First, during the Obama administration, EPA had promulgated new wastewater discharge effluent standards applicable to power plant discharges, including from bottom ash and flue gas desulfurization systems. Electric generators had objected to the rules and sought reconsideration of the final standards based upon both costs and technical feasibility. Under the Trump administration, EPA has agreed to re-evaluate these standards, and had separately announced its intention to publish proposed revisions to the requirements. EPA has now determined to postpone for two years the applicability dates under the current rule while the agency separately pursues regulatory revisions to the substantive requirements. This formal regulatory action to amend the compliance deadlines follows EPA’s prior announcement to administratively stay the compliance dates under the rule while it evaluated regulatory options. Environmental organizations had challenged the legal propriety of the stay, and EPA has now sought to avoid any dispute concerning those challenges by addressing the compliance extension through a formal regulatory action.

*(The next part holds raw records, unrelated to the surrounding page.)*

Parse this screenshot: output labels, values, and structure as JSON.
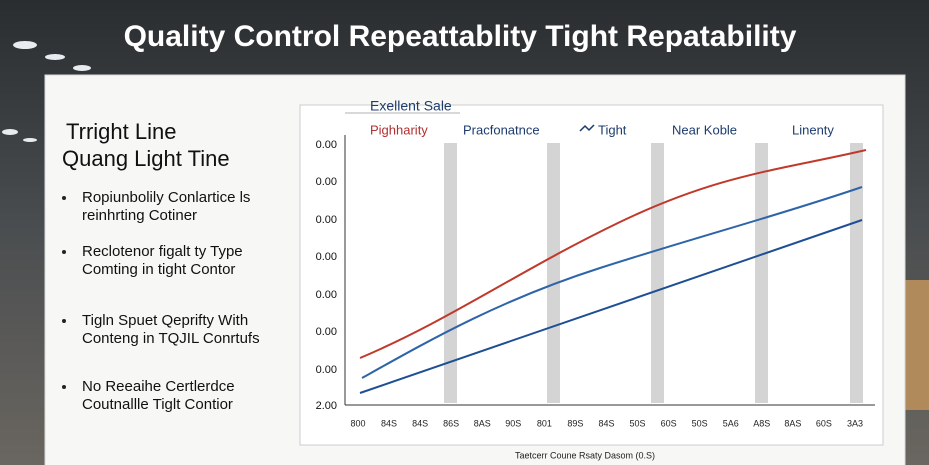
{
  "header": {
    "title": "Quality Control Repeattablity   Tight Repatability"
  },
  "left_panel": {
    "heading": [
      "Trright Line",
      "Quang Light Tine"
    ],
    "bullets": [
      [
        "Ropiunbolily Conlartice ls",
        "reinhrting Cotiner"
      ],
      [
        "Reclotenor figalt ty Type",
        "Comting in tight Contor"
      ],
      [
        "Tigln Spuet Qeprifty With",
        "Conteng in TQJIL Conrtufs"
      ],
      [
        "No Reeaihe Certlerdce",
        "Coutnallle  Tiglt Contior"
      ]
    ]
  },
  "chart": {
    "subtitle": "Exellent Sale",
    "legend": [
      "Pighharity",
      "Pracfonatnce",
      "Tight",
      "Near Koble",
      "Linenty"
    ],
    "y_labels": [
      "0.00",
      "0.00",
      "0.00",
      "0.00",
      "0.00",
      "0.00",
      "0.00",
      "2.00"
    ],
    "x_labels": [
      "800",
      "84S",
      "84S",
      "86S",
      "8AS",
      "90S",
      "801",
      "89S",
      "84S",
      "50S",
      "60S",
      "50S",
      "5A6",
      "A8S",
      "8AS",
      "60S",
      "3A3"
    ],
    "x_title": "Taetcerr Coune Rsaty Dasom (0.S)"
  }
}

Second, EPA issued a final rule during the Obama administration imposing a new solid waste regulatory regime applicable to the management of coal ash, including standards governing coal ash impoundments and other land disposal units. Several utility interests had challenged the regulatory standards. EPA has now announced that it intends to reconsider several aspects of the coal ash management regulation. Such reconsideration may result in an additional regulatory action by EPA that could modify, and potentially lessen the stringency of, the coal ash management requirements. Indeed, Administrator Pruitt explained EPA’s decision to reconsider the regulation as reflective of the need to “give the existing rule a hard look and consider improvements that may help states tailor their permit programs to the needs of their states.”
In the context of the underlying litigation challenging the coal ash regulation, the D.C. Circuit Court of Appeals chose not to grant EPA’s request to hold the litigation in abeyance during EPA’s reconsideration of the regulation. Instead, the Court postponed until November 20 the oral argument that had been scheduled for October 17. The Court seeks additional briefing to determine how best to proceed with the litigation while EPA undertakes to reconsider the regulatory standards.